Addio curriculum, ora c’è la gamification

L’uso dei giochi nei processi di recruitment è utilizzato per determinare se un candidato possiede gli skills adeguati per il profilo richiesto. Alcune aziende di grandi dimensioni hanno già adottato questo metodo di recruitment, invitando i candidati a impegnarsi in alcuni giochi per valutare il loro potenziale e l’aderenza alla job description. 

Gamification: una nuova strada per le risorse umane 

L’intelligenza artificiale e i continui avanzamenti nella tecnologia non stanno a significare soltanto che le mansioni dei professionisti HR vengano meno, piuttosto rappresentano un valore aggiunto nei metodi di recruitment dei candidati.

Al di là di un’attenta valutazione del curriculum, l’uso dei giochi nei processi di recruitment è utilizzato per determinare se un candidato possiede gli skills adeguati per il profilo richiesto. 

Alcune aziende di grandi dimensioni hanno già adottato questo metodo di recruitment, invitando i candidati a impegnarsi in alcuni giochi per valutare il loro potenziale e l’aderenza alla job description. 

Nel 2016 Career Builder USA ha effettuato una ricerca che ha coinvolto circa 2000 recruiters, in cui è emerso che tre quarti dei professionisti trovano candidati non proprio idonei a ricoprire una determinata job description con un costo per l’azienda in questione che si aggira sui 17.000 dollari.

Questo rischio si può arginare ricorrendo all’uso della gamification, processo che si basa su una verifica più immediata e anche a 360° degli skills del candidato, senza tralasciare il background formativo e professionale. 

L’Osservatorio HR Innovation Practice e quello sulla Gamification del Politecnico di Milano presentano uno scenario piuttosto esaustivo della sinergia tra le nuove tecnologie adottate dalle direzioni aziendali per il recruitment e gli sviluppi della gamification. 

L’Osservatorio HR Innovation Practice mette in evidenza che tra gli obiettivi prioritari per il 2017 per le Direzioni HR c’è l’aumento della motivazione e della soddisfazione delle persone (36%), soprattutto tramite i piani formativi (78%), l’introduzione di modelli di performance management basati sul raggiungimento dei risultati (53%).

Le dinamiche ludiche e i loro principi trovano applicazione in contesti generalmente estranei ai giochi e vedono l’intersezione di discipline diverse tra loto: ingegneria, psicologia, scienze cognitive.

Basti pensare che, secondo i dati dell’Osservatorio, la Gig Economy ricorre alla gamification per stabilire la performance, la valutazione e i compensi dei collaboratori, per renderli più produttivi e per instaurare una sottile competizione che si rivela altresì necessaria per competere nel mercato e per misurare l’indice di gradimento degli utenti. 

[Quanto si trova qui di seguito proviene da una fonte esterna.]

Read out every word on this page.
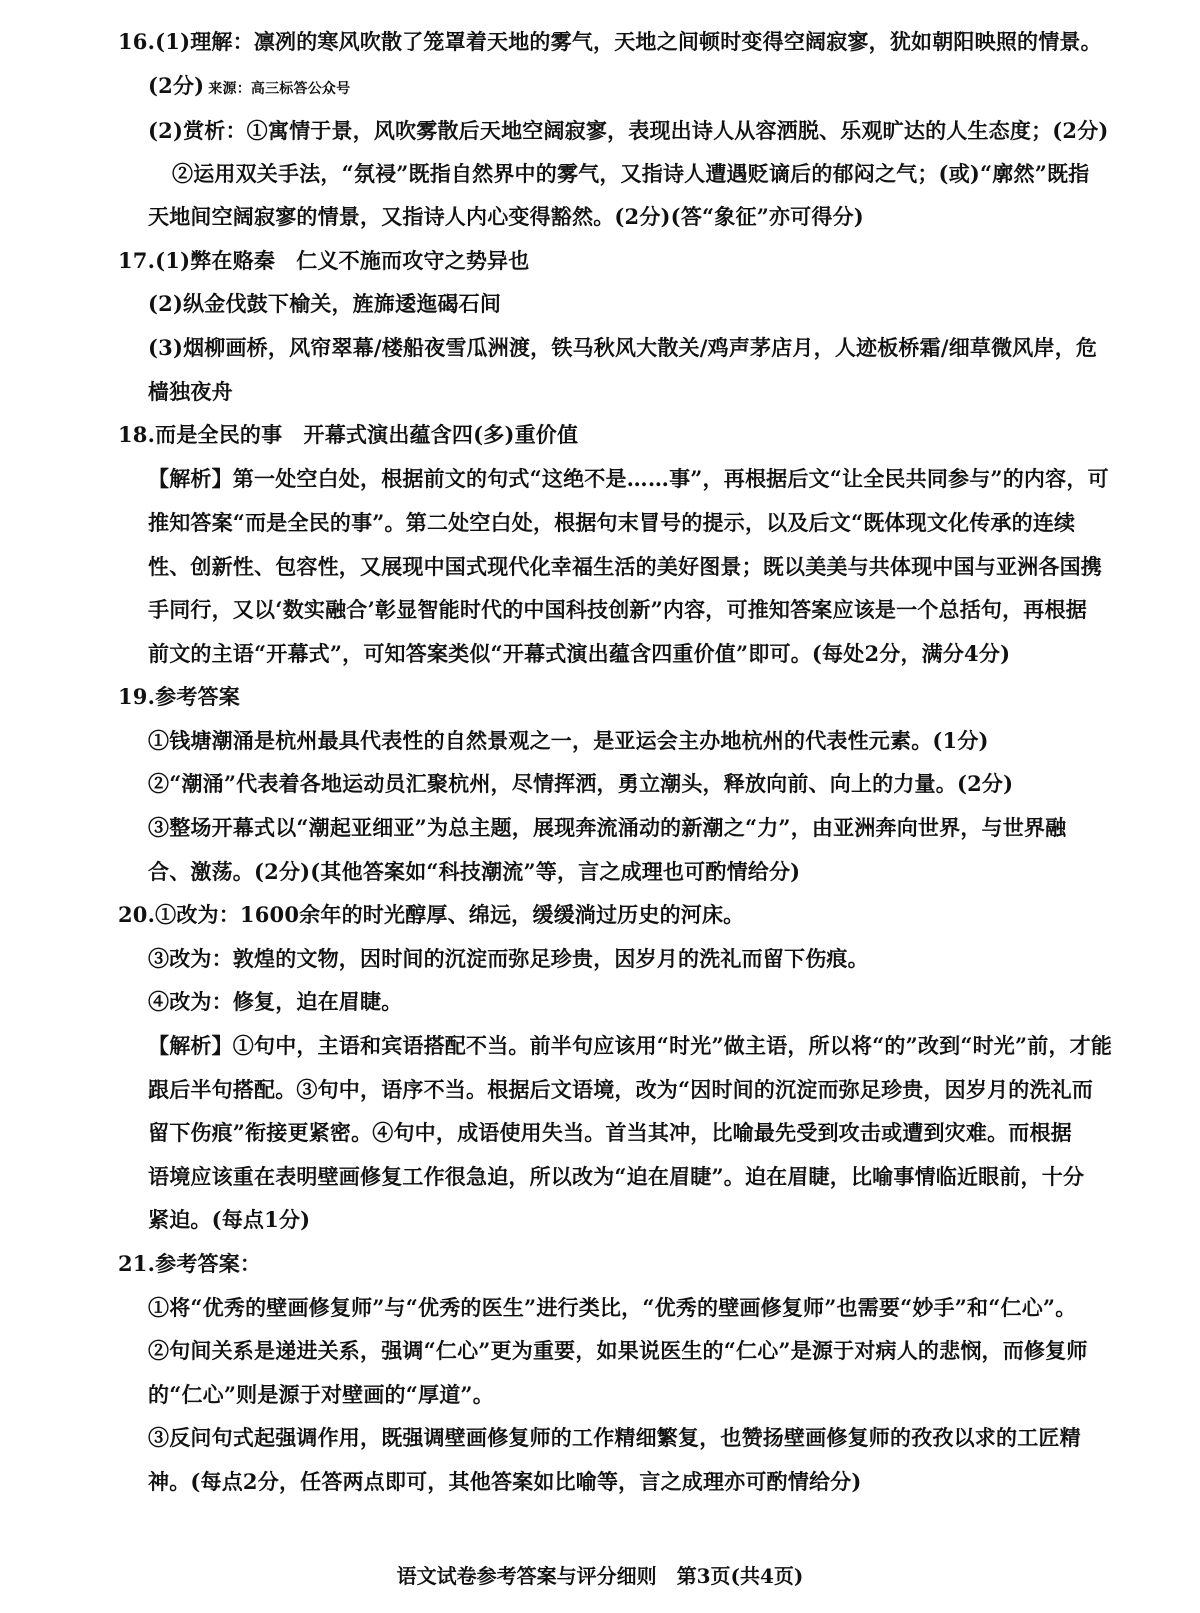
16.(1)理解：凛冽的寒风吹散了笼罩着天地的雾气，天地之间顿时变得空阔寂寥，犹如朝阳映照的情景。

(2分) 来源：高三标答公众号

(2)赏析：①寓情于景，风吹雾散后天地空阔寂寥，表现出诗人从容洒脱、乐观旷达的人生态度；(2分)

②运用双关手法，“氛祲”既指自然界中的雾气，又指诗人遭遇贬谪后的郁闷之气；(或)“廓然”既指

天地间空阔寂寥的情景，又指诗人内心变得豁然。(2分)(答“象征”亦可得分)

17.(1)弊在赂秦　仁义不施而攻守之势异也

(2)纵金伐鼓下榆关，旌旆逶迤碣石间

(3)烟柳画桥，风帘翠幕/楼船夜雪瓜洲渡，铁马秋风大散关/鸡声茅店月，人迹板桥霜/细草微风岸，危

樯独夜舟

18.而是全民的事　开幕式演出蕴含四(多)重价值

【解析】第一处空白处，根据前文的句式“这绝不是……事”，再根据后文“让全民共同参与”的内容，可

推知答案“而是全民的事”。第二处空白处，根据句末冒号的提示，以及后文“既体现文化传承的连续

性、创新性、包容性，又展现中国式现代化幸福生活的美好图景；既以美美与共体现中国与亚洲各国携

手同行，又以‘数实融合’彰显智能时代的中国科技创新”内容，可推知答案应该是一个总括句，再根据

前文的主语“开幕式”，可知答案类似“开幕式演出蕴含四重价值”即可。(每处2分，满分4分)

19.参考答案

①钱塘潮涌是杭州最具代表性的自然景观之一，是亚运会主办地杭州的代表性元素。(1分)

②“潮涌”代表着各地运动员汇聚杭州，尽情挥洒，勇立潮头，释放向前、向上的力量。(2分)

③整场开幕式以“潮起亚细亚”为总主题，展现奔流涌动的新潮之“力”，由亚洲奔向世界，与世界融

合、激荡。(2分)(其他答案如“科技潮流”等，言之成理也可酌情给分)

20.①改为：1600余年的时光醇厚、绵远，缓缓淌过历史的河床。

③改为：敦煌的文物，因时间的沉淀而弥足珍贵，因岁月的洗礼而留下伤痕。

④改为：修复，迫在眉睫。

【解析】①句中，主语和宾语搭配不当。前半句应该用“时光”做主语，所以将“的”改到“时光”前，才能

跟后半句搭配。③句中，语序不当。根据后文语境，改为“因时间的沉淀而弥足珍贵，因岁月的洗礼而

留下伤痕”衔接更紧密。④句中，成语使用失当。首当其冲，比喻最先受到攻击或遭到灾难。而根据

语境应该重在表明壁画修复工作很急迫，所以改为“迫在眉睫”。迫在眉睫，比喻事情临近眼前，十分

紧迫。(每点1分)

21.参考答案：

①将“优秀的壁画修复师”与“优秀的医生”进行类比，“优秀的壁画修复师”也需要“妙手”和“仁心”。

②句间关系是递进关系，强调“仁心”更为重要，如果说医生的“仁心”是源于对病人的悲悯，而修复师

的“仁心”则是源于对壁画的“厚道”。

③反问句式起强调作用，既强调壁画修复师的工作精细繁复，也赞扬壁画修复师的孜孜以求的工匠精

神。(每点2分，任答两点即可，其他答案如比喻等，言之成理亦可酌情给分)

语文试卷参考答案与评分细则　第3页(共4页)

Alcuni esempi di gamification nei processi di selezione 

Sorgenia, azienda leader nel settore dell’energia elettrica ha scremato circa 1000 curriculum, sottoponendo i primi 200 candidati – selezionati sulla base del corso di laurea e del voto – a #PlayYourTest, uno strumento sviluppato da Laborplay (spin off dell’Università di Firenze) che misura la performance a partire dalle soft skills, e dalle abitudini di gioco.

I primi 20 candidati selezionati sono stati successivamente affiancati dagli psicologi per valutare definitivamente la loro aderenza al profilo ricercato. La Microsoft House di Milano ha sottoposto ai candidati quesiti di logica e la partecipazione ad alcuni videogame. 

Gli skills da coltivare per essere in linea con il digital recruitment

La gamification è un processo che è ancora in fase embrionale nell’ambito della selezione del personale, ma è anche una nuova modalità per motivare i collaboratori che appartengono alle grandi aziende, soprattutto per quel che riguarda i lavori in team e per valutare la performance non solo basata sugli obiettivi ma anche sul problem solving.  

L’ultima indagine Ocse-Pisa sul Problem solving, condotta su un campione di 3.500 studenti, dimostra tuttavia che gli italiani non sono predisposti al lavoro di squadra. L’Italia è solo al 30° posto su 51 paesi dell’area UE.

Un campanello d’allarme da non sottovalutare in vista dell’ingresso dei giovani nel mondo del lavoro, che rischierebbero di non essere preparati a sufficienza di fronte alle modalità di selezione che stanno assumendo una dimensione che premia soft skills, competizione e problem solving.